Mandibular Anesthesia Techniques
Inferior Alveolar and Lingual Nerve Blocks
Block of the inferior alveolar nerve, also known as a mandibular block, occurs at the mandibular foramen just before the inferior alveolar nerve enters it.
The mandibular foramen is situated on the medial aspect of the ramus of the mandible, in close association with the lingula and the sphenomandibular ligament.
The anesthetic agent should be delivered to this point by piercing the mucosa between the retromolar pad and the pterygomandibular fold, at the level of the occlusal plane of the three mandibular molars. Most of the anesthetic solution should be deposited here.
To anesthetize the lingual nerve, which lies close by, it is necessary to deposit solution just anterior and medial to the bony landmark. Anesthesia of the inferior alveolar and lingual nerves desensitizes the mandibular teeth and gingiva on that side.
Occasionally, the buccal nerve must also be blocked to provide anesthesia of the mandibular buccal mucosa and gingival.
Clinical Considerations of Mandibular Nerve Block
One advantage to the mandibular nerve block is that it provides a wide area of anesthesia for working on more than one tooth during one appointment because it anesthetizes the inferior alveolar nerve, the incisive, mental, and commonly the lingual nerve on the mandibular quadrant. This would include the buccal mucoperiosteum anterior to the first molar. The buccal mucosa of the molars must be anesthetized with a buccal nerve block.
Disadvantages to the mandibular block include inadequate anesthesia (15%-20%); positive aspiration (10%-15%), highest of all intraoral anesthesia techniques; partial anesthesia due to inferior alveolar nerve/foramen anatomy; accessory innervation of the mandibular teeth; oral landmarks not consistent; and lower lip and tongue anesthesia discomforting to patients and dangerous for certain individuals.
Buccal Nerve Block (Long Buccal Nerve Block)

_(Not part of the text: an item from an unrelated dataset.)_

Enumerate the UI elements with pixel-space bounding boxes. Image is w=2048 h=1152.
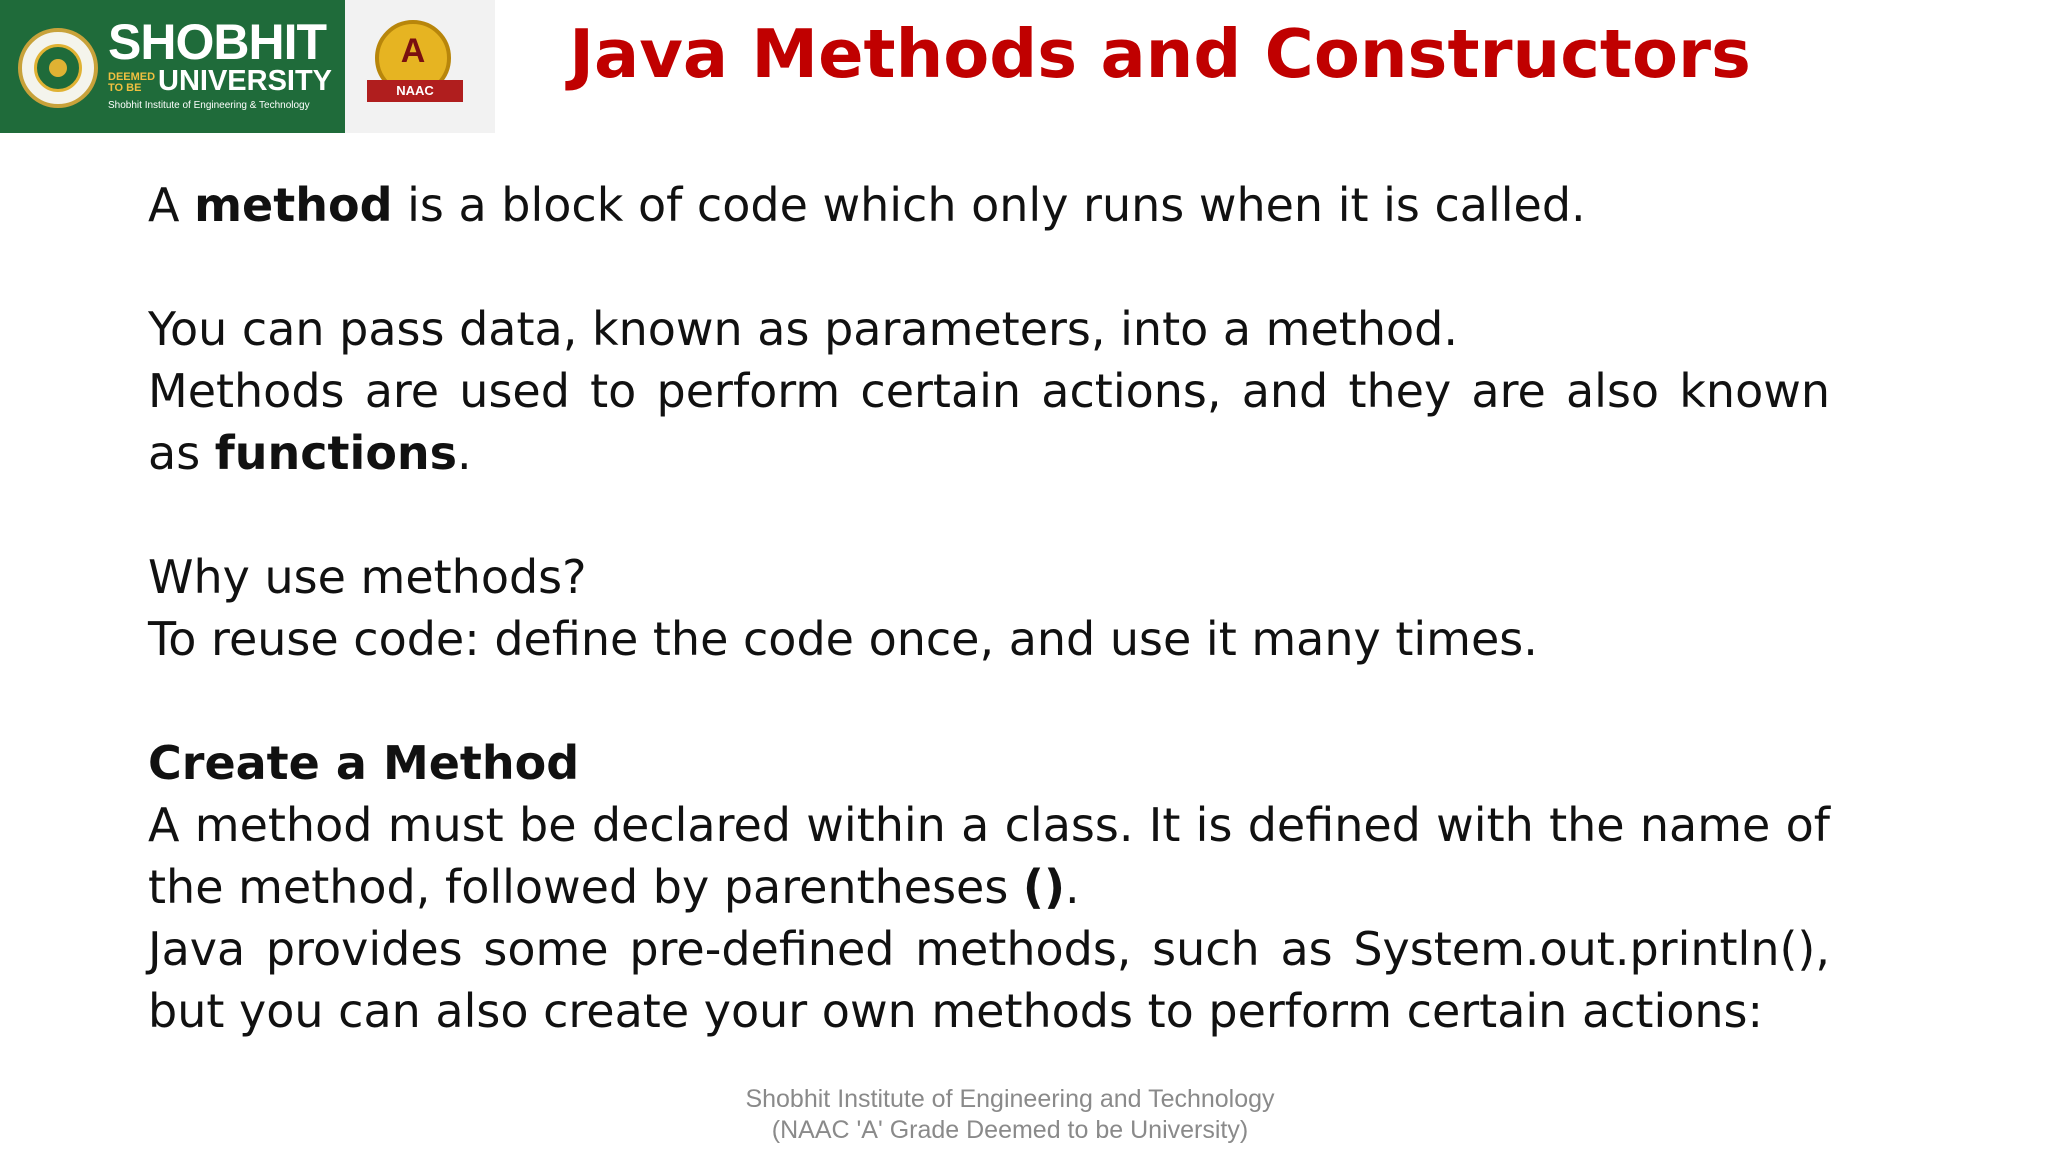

The buccal nerve crosses the anterior border of the ramus of the mandible at the level of the occlusal plane of the maxillary molars. Hence, this nerve may be anesthetized just lateral to the mandibular ramus. It is not necessary to anesthetize the buccal nerve unless anesthesia of the molar buccal gingiva is desired.
Clinical Considerations of Buccal Nerve Block
The success rate for buccal nerve anesthesia is nearly 100%; however, it can be uncomfortable if the needle penetrates the periosteum.
Because the tendon of the temporalis muscle may be penetrated, care must be exercised in depositing the anesthetic agent. Block anesthesia of the buccal nerve will anesthetize the buccal gingiva and mucosa of the mandibular molars.
Mental Nerve Block
The mental nerve exits the mandibular canal via the mental foramen, located on the lateral aspect of the mandibular body. The foramen is located just below the second premolar, halfway between the gingival margin and the inferior border of the mandible.
Anesthetic solution should be introduced deep to the mucosa at the level of the second mandibular premolar, approximately at the fornix. Successful block of the mental nerve will anesthetize the facial periodontium of the mandibular premolars, canine, and incisors on one side, including adjacent gingival and alveolar tissues and the periodontal ligament. It should be remembered that if pulpal tissue is to be anesthetized, it will be necessary to block the incisive nerve at the mental foramen.
Clinical Considerations of Mental Nerve Block
The mental nerve and the incisive nerve are the terminals of the inferior alveolar nerve. The mental nerve serves the buccal mucosa anterior to the buccal foramen to the midline, and also the skin on the lower lip and chin. Hence, it is used most often when buccal soft tissue requires anesthesia for a dental procedure. As such, the mental nerve block is infrequently utilized in dental procedures.